Libby atmete hörbar ein und grinste dann. „Bereit zum Abheben? Zehn, neun, acht …“

Die beiden warteten, während ihre Mutter auf sie zueilte: Katy nervös und angespannt, Libby trotzig und ein wenig amüsiert.

Entnervt schaute Katy ihre Schwester an. Wieso nur hatte sie so gar keine Angst vor ihrem Vater?

Auseinandersetzungen mit ihm vermied sie nicht, nein, sie schien sie sogar zu genießen.

Als hätte sie ihre Gedanken gehört, zog Libby jetzt an ihrem Kleid, um den ohnehin weiten Ausschnitt noch zu vergrößern.

„Elizabeth.“ Lady Caroline Westerling blickte nervös zwischen ihren Töchtern und ihrem Ehemann hin und her. „Dein Haar ist unmöglich, und was um Gottes willen hast du da an?“

„Ein Partykleid“, entgegnete Libby munter. „Für meine Geburtstagsparty.“

Bei dieser mehr als deutlichen Anspielung auf den eigentlichen Anlass der Feier zuckte Katy zusammen, aber ihre Mutter wirkte gänzlich unberührt von der Spitze.

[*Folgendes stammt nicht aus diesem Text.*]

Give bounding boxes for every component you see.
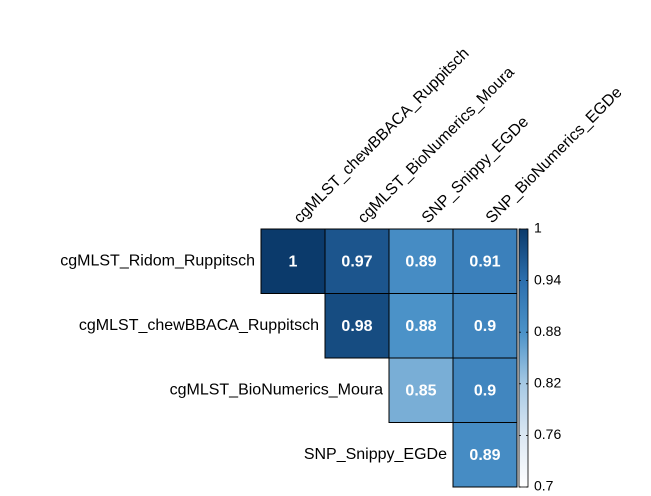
cell-value: 0.85 — [405, 382, 436, 399]
cell-value: 0.97 — [341, 253, 372, 270]
colorbar-tick-label: 1 — [534, 220, 542, 236]
colorbar-tick-label: 0.88 — [534, 323, 561, 339]
cell-value: 0.88 — [405, 318, 436, 335]
cell-value: 0.89 — [405, 253, 436, 270]
column-label: SNP_Snippy_EGDe — [419, 113, 532, 226]
cell — [452, 422, 518, 488]
cell — [260, 228, 326, 294]
colorbar — [518, 228, 529, 488]
cell-value: 0.9 — [474, 318, 496, 335]
cell-value: 0.9 — [474, 382, 496, 399]
cell — [324, 293, 390, 359]
cell — [388, 293, 454, 359]
row-label: cgMLST_BioNumerics_Moura — [170, 381, 384, 398]
cell — [388, 357, 454, 423]
row-label: SNP_Snippy_EGDe — [304, 446, 447, 463]
colorbar-tick-label: 0.76 — [534, 426, 561, 442]
colorbar-tick-label: 0.7 — [534, 478, 554, 494]
colorbar-tick-label: 0.94 — [534, 271, 561, 287]
cell-value: 0.98 — [341, 318, 372, 335]
cell-value: 1 — [289, 253, 298, 270]
cell-value: 0.91 — [469, 253, 500, 270]
cell — [452, 293, 518, 359]
cell-value: 0.89 — [469, 447, 500, 464]
colorbar-tick-label: 0.82 — [534, 375, 561, 391]
row-label: cgMLST_chewBBACA_Ruppitsch — [79, 317, 319, 334]
column-label: SNP_BioNumerics_EGDe — [483, 84, 626, 227]
cell — [452, 228, 518, 294]
row-label: cgMLST_Ridom_Ruppitsch — [60, 252, 255, 269]
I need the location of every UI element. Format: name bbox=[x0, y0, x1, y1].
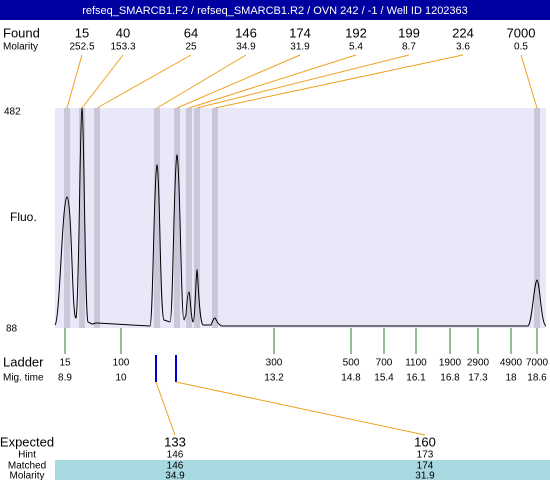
ladder-size: 100 bbox=[113, 358, 130, 369]
peak-connector bbox=[176, 54, 301, 109]
peak-connector bbox=[96, 54, 192, 109]
ladder-label: Ladder bbox=[3, 354, 44, 369]
expected-molarity: 31.9 bbox=[415, 471, 435, 480]
header-title: refseq_SMARCB1.F2 / refseq_SMARCB1.R2 / … bbox=[82, 5, 468, 17]
ladder-size: 700 bbox=[376, 358, 393, 369]
found-size: 15 bbox=[75, 25, 89, 40]
ladder-size: 4900 bbox=[500, 358, 523, 369]
ladder-time: 15.4 bbox=[374, 373, 394, 384]
peak-connector bbox=[214, 54, 464, 109]
peak-band bbox=[186, 108, 192, 328]
connector bbox=[155, 381, 176, 436]
peak-connector bbox=[188, 54, 357, 109]
expected-matched: 174 bbox=[417, 461, 434, 472]
ladder-time: 8.9 bbox=[58, 373, 72, 384]
peak-connector bbox=[66, 54, 83, 109]
trace bbox=[54, 107, 547, 327]
peak-band bbox=[534, 108, 540, 328]
ladder-size: 1100 bbox=[405, 358, 427, 369]
peak-connector bbox=[81, 54, 124, 109]
found-size: 192 bbox=[345, 25, 367, 40]
found-size: 40 bbox=[116, 25, 130, 40]
found-size: 64 bbox=[184, 25, 198, 40]
found-size: 224 bbox=[452, 25, 474, 40]
ladder-time: 18.6 bbox=[527, 373, 547, 384]
y-min-label: 88 bbox=[6, 324, 18, 335]
ladder-time: 16.8 bbox=[440, 373, 460, 384]
ladder-size: 500 bbox=[343, 358, 360, 369]
peak-connector bbox=[196, 54, 410, 109]
y-axis-label: Fluo. bbox=[10, 210, 37, 224]
found-label: Found bbox=[3, 25, 40, 40]
found-molarity: 5.4 bbox=[349, 42, 363, 53]
peak-connector bbox=[156, 54, 247, 109]
mig-time-label: Mig. time bbox=[3, 373, 44, 384]
ladder-time: 18 bbox=[505, 373, 517, 384]
ladder-time: 16.1 bbox=[406, 373, 426, 384]
found-molarity: 25 bbox=[185, 42, 197, 53]
found-size: 174 bbox=[289, 25, 311, 40]
found-molarity: 252.5 bbox=[69, 42, 94, 53]
ladder-time: 14.8 bbox=[341, 373, 361, 384]
ladder-size: 2900 bbox=[467, 358, 490, 369]
peak-band bbox=[194, 108, 200, 328]
expected-row-label: Expected bbox=[0, 434, 54, 449]
ladder-time: 17.3 bbox=[468, 373, 488, 384]
expected-row-label: Hint bbox=[18, 450, 36, 461]
found-molarity: 0.5 bbox=[514, 42, 528, 53]
ladder-size: 7000 bbox=[526, 358, 549, 369]
y-max-label: 482 bbox=[4, 107, 21, 118]
expected-row-label: Molarity bbox=[9, 471, 44, 480]
peak-band bbox=[174, 108, 180, 328]
ladder-size: 1900 bbox=[439, 358, 462, 369]
expected-molarity: 34.9 bbox=[165, 471, 185, 480]
found-size: 7000 bbox=[507, 25, 536, 40]
header-bar bbox=[0, 0, 550, 20]
expected-expected: 160 bbox=[414, 434, 436, 449]
molarity-label: Molarity bbox=[3, 42, 38, 53]
ladder-size: 300 bbox=[266, 358, 283, 369]
found-molarity: 8.7 bbox=[402, 42, 416, 53]
peak-band bbox=[94, 108, 100, 328]
ladder-time: 13.2 bbox=[264, 373, 284, 384]
found-molarity: 3.6 bbox=[456, 42, 470, 53]
expected-hint: 173 bbox=[417, 450, 434, 461]
matched-row-bg bbox=[55, 460, 550, 480]
found-molarity: 153.3 bbox=[110, 42, 135, 53]
found-molarity: 31.9 bbox=[290, 42, 310, 53]
peak-band bbox=[64, 108, 70, 328]
plot-area bbox=[55, 108, 546, 328]
expected-matched: 146 bbox=[167, 461, 184, 472]
connector bbox=[175, 381, 426, 436]
peak-band bbox=[154, 108, 160, 328]
expected-expected: 133 bbox=[164, 434, 186, 449]
found-molarity: 34.9 bbox=[236, 42, 256, 53]
ladder-time: 10 bbox=[115, 373, 127, 384]
ladder-size: 15 bbox=[59, 358, 71, 369]
peak-connector bbox=[520, 54, 538, 109]
found-size: 146 bbox=[235, 25, 257, 40]
found-size: 199 bbox=[398, 25, 420, 40]
peak-band bbox=[79, 108, 85, 328]
peak-band bbox=[212, 108, 218, 328]
expected-row-label: Matched bbox=[8, 461, 46, 472]
expected-hint: 146 bbox=[167, 450, 184, 461]
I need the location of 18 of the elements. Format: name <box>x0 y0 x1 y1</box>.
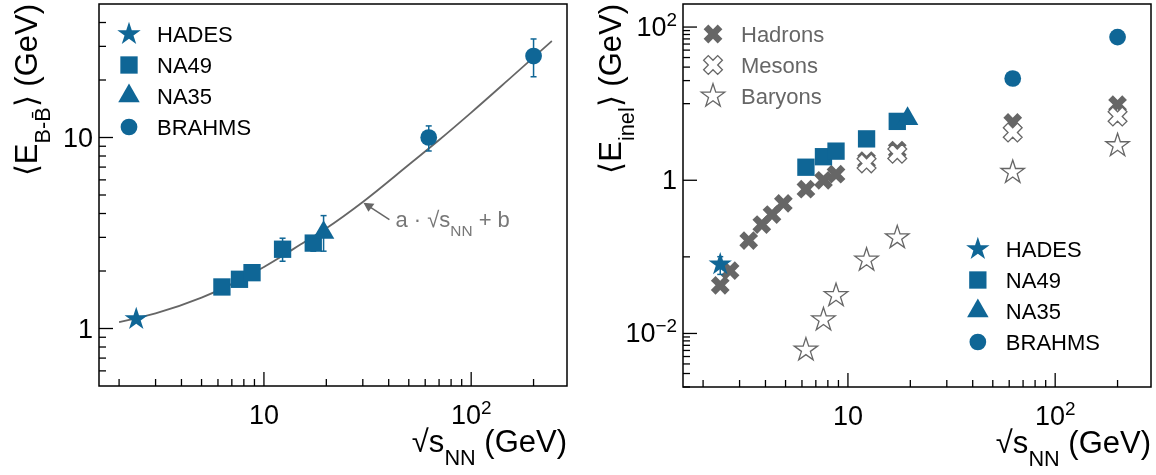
legend-label: Hadrons <box>741 22 825 47</box>
legend-label: NA49 <box>1005 268 1061 293</box>
annotation: a · √s$_{NN}$ + b <box>395 206 510 239</box>
legend-label: NA49 <box>157 53 213 78</box>
y-tick-label: 10$^{−2}$ <box>625 314 677 349</box>
legend-label: NA35 <box>157 84 213 109</box>
y-tick-label: 1 <box>661 165 677 196</box>
y-tick-label: 1 <box>77 313 93 344</box>
legend-label: HADES <box>1005 237 1082 262</box>
legend-label: Baryons <box>741 84 822 109</box>
legend-label: BRAHMS <box>1005 330 1100 355</box>
x-tick-label: 10 <box>248 400 279 430</box>
legend-label: BRAHMS <box>157 115 252 140</box>
legend-label: HADES <box>157 22 233 47</box>
x-tick-label: 10 <box>832 401 863 431</box>
y-tick-label: 10$^{2}$ <box>636 8 677 43</box>
legend-label: Mesons <box>741 53 819 78</box>
legend-label: NA35 <box>1005 299 1061 324</box>
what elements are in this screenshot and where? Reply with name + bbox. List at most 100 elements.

„Es sieht unanständig und billig aus.“ Caroline schüttelte den Kopf. „Dein Vater wird sich fürchterlich aufregen.“

Libbys Augen funkelten. „Das will ich hoffen.“

„Warum nur, Elizabeth? Warum musst du dich so benehmen?“ Caroline wies mit der Hand über die Gästeschar. „Es sind einige junge passende Männer gekommen, die ich dir gerne vorgestellt hätte. Aber nicht in diesem Aufzug. Geh bitte ins Haus, und lass dir von Sally etwas anderes zum Anziehen heraussuchen.“

Libbys Grinsen wurde noch breiter. „Mum, ich interessiere mich nur für unpassende junge Männer, das weißt du doch. Ich mag dieses Kleid, und es interessiert mich nicht, was Dad denkt. Und dich sollte es auch nicht interessieren. Du lässt dich viel zu sehr von ihm einschüchtern.“

„Lass es jetzt gut sein, Lib“, mischte Katy sich ein.

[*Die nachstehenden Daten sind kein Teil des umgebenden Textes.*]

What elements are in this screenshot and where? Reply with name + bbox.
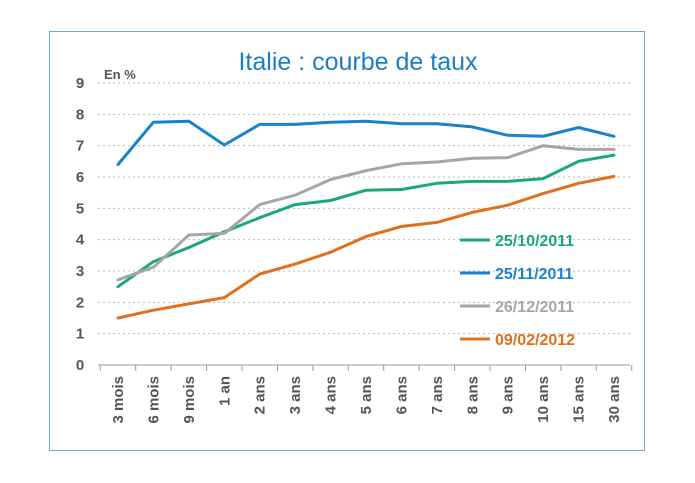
- series-line-1: [116, 153, 616, 289]
- x-tick-label: 30 ans: [606, 376, 623, 423]
- x-tick-label: 15 ans: [571, 376, 588, 423]
- y-axis-unit-label: En %: [104, 67, 136, 82]
- legend-item: 25/11/2011: [460, 266, 573, 283]
- x-tick-label: 8 ans: [464, 376, 481, 414]
- x-tick-label: 3 ans: [287, 376, 304, 414]
- x-tick-label: 1 an: [216, 376, 233, 406]
- legend-item: 25/10/2011: [460, 233, 574, 250]
- series-line-4: [116, 174, 616, 320]
- y-tick-label: 7: [76, 138, 84, 155]
- x-tick-label: 9 mois: [181, 376, 198, 424]
- chart-frame: [49, 31, 645, 451]
- legend-label: 26/12/2011: [495, 299, 574, 316]
- legend-item: 26/12/2011: [460, 299, 574, 316]
- x-tick-label: 4 ans: [323, 376, 340, 414]
- y-tick-label: 0: [76, 357, 84, 374]
- x-tick-label: 7 ans: [429, 376, 446, 414]
- x-tick-label: 9 ans: [500, 376, 517, 414]
- series-line-2: [116, 119, 616, 166]
- x-tick-label: 5 ans: [358, 376, 375, 414]
- legend: 25/10/2011 25/11/2011 26/12/2011 09/02/2012: [460, 233, 575, 349]
- x-tick-label: 10 ans: [535, 376, 552, 423]
- x-tick-label: 6 mois: [145, 376, 162, 424]
- series-line-3: [116, 144, 616, 282]
- x-tick-label: 6 ans: [393, 376, 410, 414]
- legend-item: 09/02/2012: [460, 332, 575, 349]
- y-tick-label: 2: [76, 294, 84, 311]
- x-tick-label: 2 ans: [252, 376, 269, 414]
- legend-label: 09/02/2012: [495, 332, 575, 349]
- y-tick-label: 4: [76, 232, 85, 249]
- y-tick-label: 8: [76, 106, 84, 123]
- y-tick-label: 1: [76, 326, 84, 343]
- y-tick-label: 3: [76, 263, 84, 280]
- chart-title: Italie : courbe de taux: [238, 48, 478, 76]
- gridlines: [98, 82, 630, 335]
- legend-label: 25/11/2011: [495, 266, 573, 283]
- axes: 0 1 2 3 4 5 6 7 8 9 3 mois 6 mois 9 mois 1 an 2 ans 3 a…: [76, 75, 633, 424]
- x-tick-label: 3 mois: [110, 376, 127, 424]
- legend-label: 25/10/2011: [495, 233, 574, 250]
- y-tick-label: 6: [76, 169, 84, 186]
- series-lines: [116, 119, 616, 320]
- y-tick-label: 9: [76, 75, 84, 92]
- y-tick-label: 5: [76, 200, 84, 217]
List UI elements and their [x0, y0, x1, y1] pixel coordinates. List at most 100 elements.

Aber Libby wandte den Blick nicht von ihrer Mutter. „Du solltest ihm nicht immer nachgeben.“

Caroline Westerling ignorierte die Worte ihrer Tochter und schaute nervös zur Seite. „Euer Vater hat heute einige wichtige Leute eingeladen.“ Mit einem gezwungenen Lächeln schaute sie Katy an. „Freddie ist wirklich wunderbar. Er kommt so gut mit allen zurecht. Dein Vater ist sicher, dass er es noch weit bringen wird.“

„Sehr weit weg, hoffe ich“, murmelte Libby, woraufhin Katy ein Lächeln nicht unterdrücken konnte.

Was würde sie nur ohne Libby tun? Sie liebte die impulsive und furchtlose Art ihrer Schwester.

Niemand würde Libby dazu bringen, etwas zu tun, das sie nicht wollte.

Nicht einmal ihr Vater.

Währenddessen war Caroline noch immer beim Thema. „Freddie ist eine großartige Partie, Katy. Jetzt müssen wir uns nur noch um deine Arbeit kümmern. Ich hoffe doch sehr, dass du diesen Unsinn mit der Medizin sein lässt, wenn du erst verheiratet bist.“

Katy richtete sich auf. „Das werde ich nicht.“

„Aber Liebes, du hast jetzt deine Ausbildung beendet. Du hast allen bewiesen, dass du etwas leisten kannst. Es ist wirklich nicht nötig, jetzt noch weiterzumachen. Freddie ist äußerst wohlhabend, du hast die Einkünfte aus deinem Treuhandfonds und bist wirklich nicht auf einen Beruf angewiesen. Freddie wird erwarten, dass du dich um euer Heim kümmerst. Du wirst gar keine Zeit für einen Beruf haben.“

„Und was ist mit mir?“ fragte Libby. „Ich bin Krankenschwester – ist das etwas anderes? Und Alex ist ebenfalls Arzt. Wollt ihr, dass wir auch unsere Arbeit aufgeben?“

„Aber Katy wird doch bald heiraten“, wiederholte Caroline.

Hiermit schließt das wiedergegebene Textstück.